5 Responses to Teens that have cancer

  • Based upon the sample pages above, it seems like an obvious time to consider reading “Me Earl and the Dying Girl” by Jesse Andrews. (It’s out of stock on Amazon.) My high school librarian spouse often brings home YA literature for me to read even if I’m a library science professor with a focus on academic libraries. Reading her selections does give me some “creds” with my youth services students in my collection development course.

  • I don’t care if cancer isn’t the death sentence it used to be. I’d sincerely rather die than endure chemotherapy. These days most people die of either cancer or a heart attack, and I hope I die of a heart attack because it will be a lot faster and then I won’t have to worry about cancer.

    • 1-800-784-2433

      That’s the number for the suicide hotline. I highly encourage you to call it if you’ve been having troubling thoughts. From what I’ve noticed you post on here, it seems like you think about dying a lot and may be depressed or have suicidal thoughts. I may be wrong about that, and I sincerely hope I am. PLEASE talk to somebody if you are dealing with depression or often feel like you want to die. I felt exactly the same way once, and sometimes I still struggle with it. But please know that there are more people that care about you than you realize and would be absolutely shattered if you were gone.

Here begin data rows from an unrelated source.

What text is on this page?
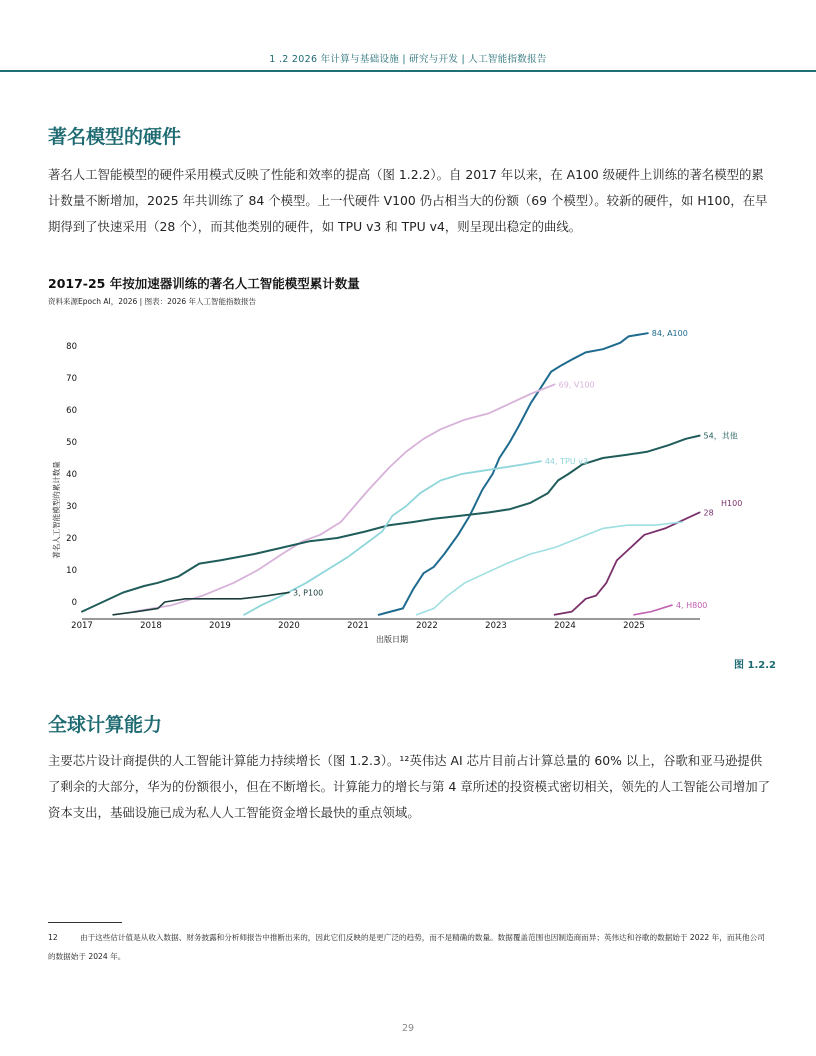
1 .2 2026 年计算与基础设施 | 研究与开发 | 人工智能指数报告
著名模型的硬件

著名人工智能模型的硬件采用模式反映了性能和效率的提高（图 1.2.2）。自 2017 年以来，在 A100 级硬件上训练的著名模型的累计数量不断增加，2025 年共训练了 84 个模型。上一代硬件 V100 仍占相当大的份额（69 个模型）。较新的硬件，如 H100，在早期得到了快速采用（28 个），而其他类别的硬件，如 TPU v3 和 TPU v4，则呈现出稳定的曲线。

2017-25 年按加速器训练的著名人工智能模型累计数量
资料来源Epoch AI，2026 | 图表：2026 年人工智能指数报告
0
10
20
30
40
50
60
70
80
2017	2018	2019	2020	2021	2022	2023	2024	2025
出版日期
著名人工智能模型的累计数量
84, A100
69, V100
54，其他
44, TPU v3
28
3, P100
4, H800
H100
图 1.2.2
全球计算能力

主要芯片设计商提供的人工智能计算能力持续增长（图 1.2.3）。¹²英伟达 AI 芯片目前占计算总量的 60% 以上，谷歌和亚马逊提供了剩余的大部分，华为的份额很小，但在不断增长。计算能力的增长与第 4 章所述的投资模式密切相关，领先的人工智能公司增加了资本支出，基础设施已成为私人人工智能资金增长最快的重点领域。

12	由于这些估计值是从收入数据、财务披露和分析师报告中推断出来的，因此它们反映的是更广泛的趋势，而不是精确的数量。数据覆盖范围也因制造商而异；英伟达和谷歌的数据始于 2022 年，而其他公司的数据始于 2024 年。
29
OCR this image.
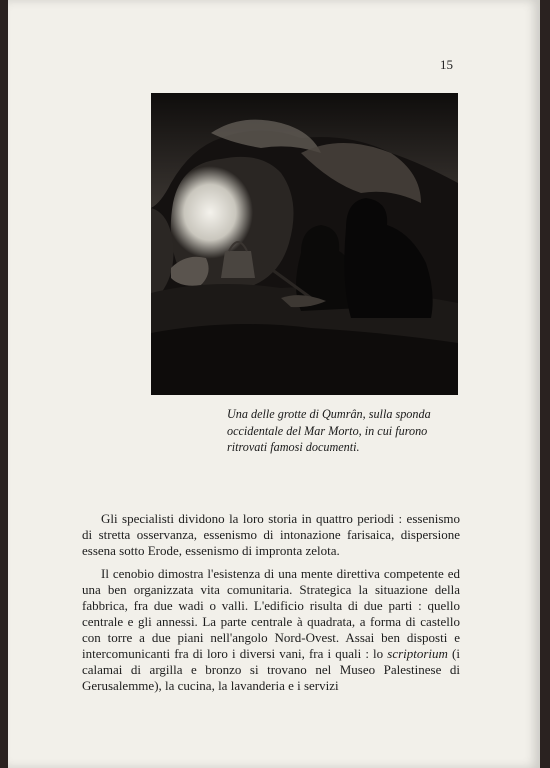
15
Una delle grotte di Qumrân, sulla sponda occidentale del Mar Morto, in cui furono ritrovati famosi documenti.

Gli specialisti dividono la loro storia in quattro periodi : essenismo di stretta osservanza, essenismo di intonazione farisaica, dispersione essena sotto Erode, essenismo di impronta zelota.

Il cenobio dimostra l'esistenza di una mente direttiva competente ed una ben organizzata vita comunitaria. Strategica la situazione della fabbrica, fra due wadi o valli. L'edificio risulta di due parti : quello centrale e gli annessi. La parte centrale à quadrata, a forma di castello con torre a due piani nell'angolo Nord-Ovest. Assai ben disposti e intercomunicanti fra di loro i diversi vani, fra i quali : lo scriptorium (i calamai di argilla e bronzo si trovano nel Museo Palestinese di Gerusalemme), la cucina, la lavanderia e i servizi
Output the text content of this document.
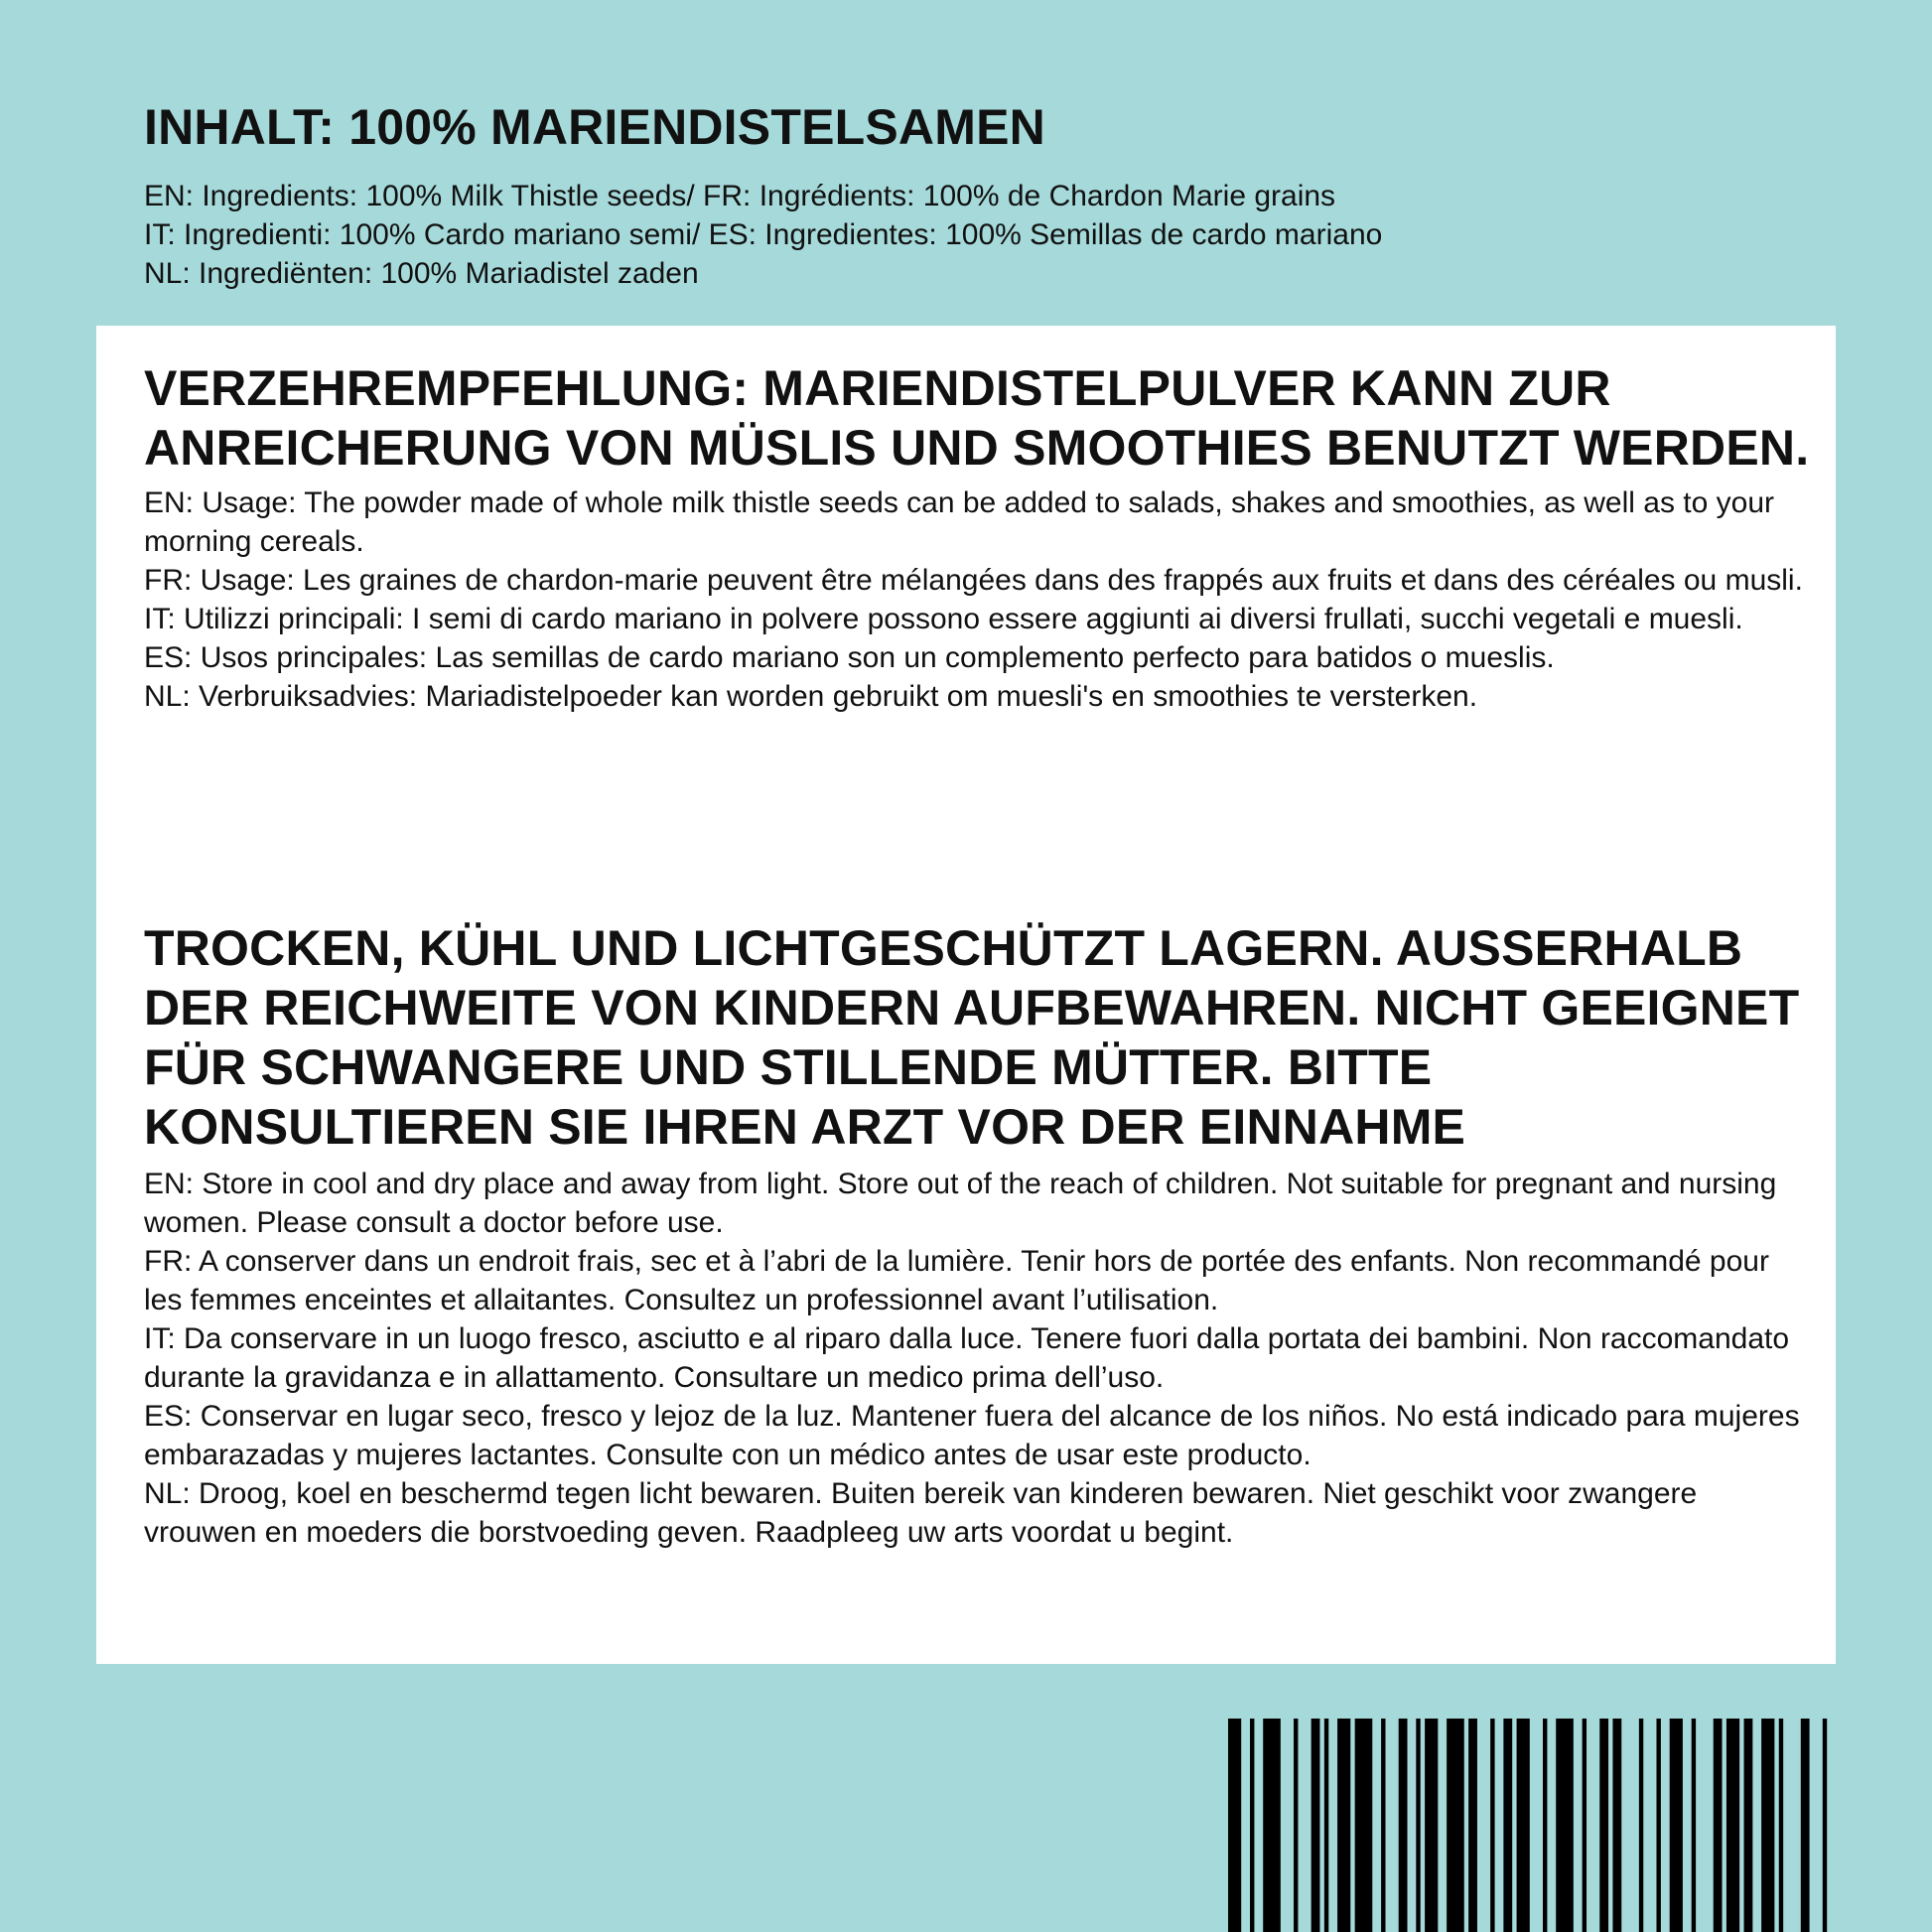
INHALT: 100% MARIENDISTELSAMEN
EN: Ingredients: 100% Milk Thistle seeds/ FR: Ingrédients: 100% de Chardon Marie grains
IT: Ingredienti: 100% Cardo mariano semi/ ES: Ingredientes: 100% Semillas de cardo mariano
NL: Ingrediënten: 100% Mariadistel zaden
VERZEHREMPFEHLUNG: MARIENDISTELPULVER KANN ZUR ANREICHERUNG VON MÜSLIS UND SMOOTHIES BENUTZT WERDEN.
EN: Usage: The powder made of whole milk thistle seeds can be added to salads, shakes and smoothies, as well as to your morning cereals.
FR: Usage: Les graines de chardon-marie peuvent être mélangées dans des frappés aux fruits et dans des céréales ou musli.
IT: Utilizzi principali: I semi di cardo mariano in polvere possono essere aggiunti ai diversi frullati, succhi vegetali e muesli.
ES: Usos principales: Las semillas de cardo mariano son un complemento perfecto para batidos o mueslis.
NL: Verbruiksadvies: Mariadistelpoeder kan worden gebruikt om muesli's en smoothies te versterken.
TROCKEN, KÜHL UND LICHTGESCHÜTZT LAGERN. AUSSERHALB DER REICHWEITE VON KINDERN AUFBEWAHREN. NICHT GEEIGNET FÜR SCHWANGERE UND STILLENDE MÜTTER. BITTE KONSULTIEREN SIE IHREN ARZT VOR DER EINNAHME
EN: Store in cool and dry place and away from light. Store out of the reach of children. Not suitable for pregnant and nursing women. Please consult a doctor before use.
FR: A conserver dans un endroit frais, sec et à l’abri de la lumière. Tenir hors de portée des enfants. Non recommandé pour les femmes enceintes et allaitantes. Consultez un professionnel avant l’utilisation.
IT: Da conservare in un luogo fresco, asciutto e al riparo dalla luce. Tenere fuori dalla portata dei bambini. Non raccomandato durante la gravidanza e in allattamento. Consultare un medico prima dell’uso.
ES: Conservar en lugar seco, fresco y lejoz de la luz. Mantener fuera del alcance de los niños. No está indicado para mujeres embarazadas y mujeres lactantes. Consulte con un médico antes de usar este producto.
NL: Droog, koel en beschermd tegen licht bewaren. Buiten bereik van kinderen bewaren. Niet geschikt voor zwangere vrouwen en moeders die borstvoeding geven. Raadpleeg uw arts voordat u begint.
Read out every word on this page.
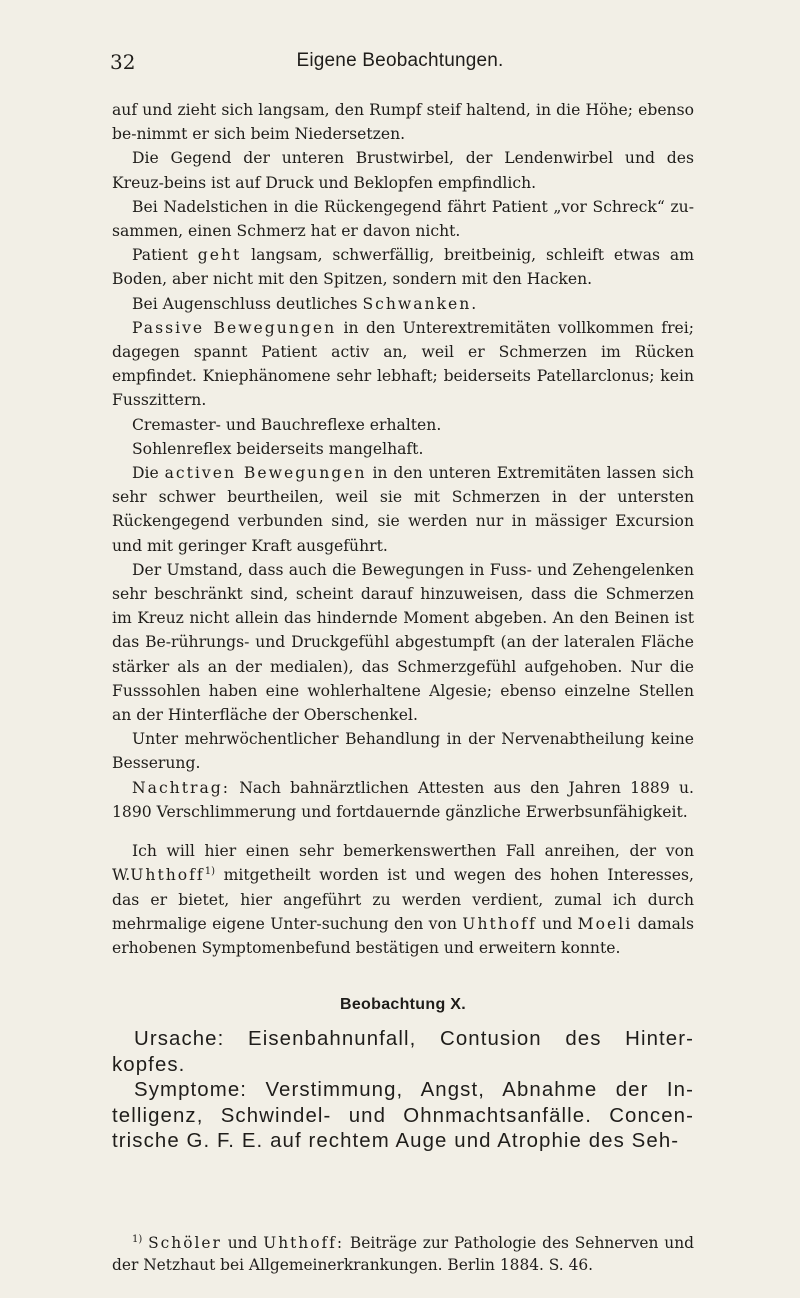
32	Eigene Beobachtungen.

auf und zieht sich langsam, den Rumpf steif haltend, in die Höhe; ebenso be-nimmt er sich beim Niedersetzen.

Die Gegend der unteren Brustwirbel, der Lendenwirbel und des Kreuz-beins ist auf Druck und Beklopfen empfindlich.

Bei Nadelstichen in die Rückengegend fährt Patient „vor Schreck“ zu-sammen, einen Schmerz hat er davon nicht.

Patient geht langsam, schwerfällig, breitbeinig, schleift etwas am Boden, aber nicht mit den Spitzen, sondern mit den Hacken.

Bei Augenschluss deutliches Schwanken.

Passive Bewegungen in den Unterextremitäten vollkommen frei; dagegen spannt Patient activ an, weil er Schmerzen im Rücken empfindet. Kniephänomene sehr lebhaft; beiderseits Patellarclonus; kein Fusszittern.

Cremaster- und Bauchreflexe erhalten.

Sohlenreflex beiderseits mangelhaft.

Die activen Bewegungen in den unteren Extremitäten lassen sich sehr schwer beurtheilen, weil sie mit Schmerzen in der untersten Rückengegend verbunden sind, sie werden nur in mässiger Excursion und mit geringer Kraft ausgeführt.

Der Umstand, dass auch die Bewegungen in Fuss- und Zehengelenken sehr beschränkt sind, scheint darauf hinzuweisen, dass die Schmerzen im Kreuz nicht allein das hindernde Moment abgeben. An den Beinen ist das Be-rührungs- und Druckgefühl abgestumpft (an der lateralen Fläche stärker als an der medialen), das Schmerzgefühl aufgehoben. Nur die Fusssohlen haben eine wohlerhaltene Algesie; ebenso einzelne Stellen an der Hinterfläche der Oberschenkel.

Unter mehrwöchentlicher Behandlung in der Nervenabtheilung keine Besserung.

Nachtrag: Nach bahnärztlichen Attesten aus den Jahren 1889 u. 1890 Verschlimmerung und fortdauernde gänzliche Erwerbsunfähigkeit.

Ich will hier einen sehr bemerkenswerthen Fall anreihen, der von W.Uhthoff$^{1)}$ mitgetheilt worden ist und wegen des hohen Interesses, das er bietet, hier angeführt zu werden verdient, zumal ich durch mehrmalige eigene Unter-suchung den von Uhthoff und Moeli damals erhobenen Symptomenbefund bestätigen und erweitern konnte.

Beobachtung X.

Ursache: Eisenbahnunfall, Contusion des Hinter-kopfes.

Symptome: Verstimmung, Angst, Abnahme der In-telligenz, Schwindel- und Ohnmachtsanfälle. Concen-trische G. F. E. auf rechtem Auge und Atrophie des Seh-

$^{1)}$ Schöler und Uhthoff: Beiträge zur Pathologie des Sehnerven und der Netzhaut bei Allgemeinerkrankungen. Berlin 1884. S. 46.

    • As someone who’s been through chemotherapy, I’d much rather do it again than die. It wasn’t a picnic, but it was by no means the horror it’s sometimes made out to be.

  • Who is the back cover text directed at? It seems to be written to a librarian wondering if they should by it, and not a teenager who might be looking for information. I will say that when I was a teenager, and still to a degree now, if a book blurb isn’t written for some category I fit into, I wouldn’t read it.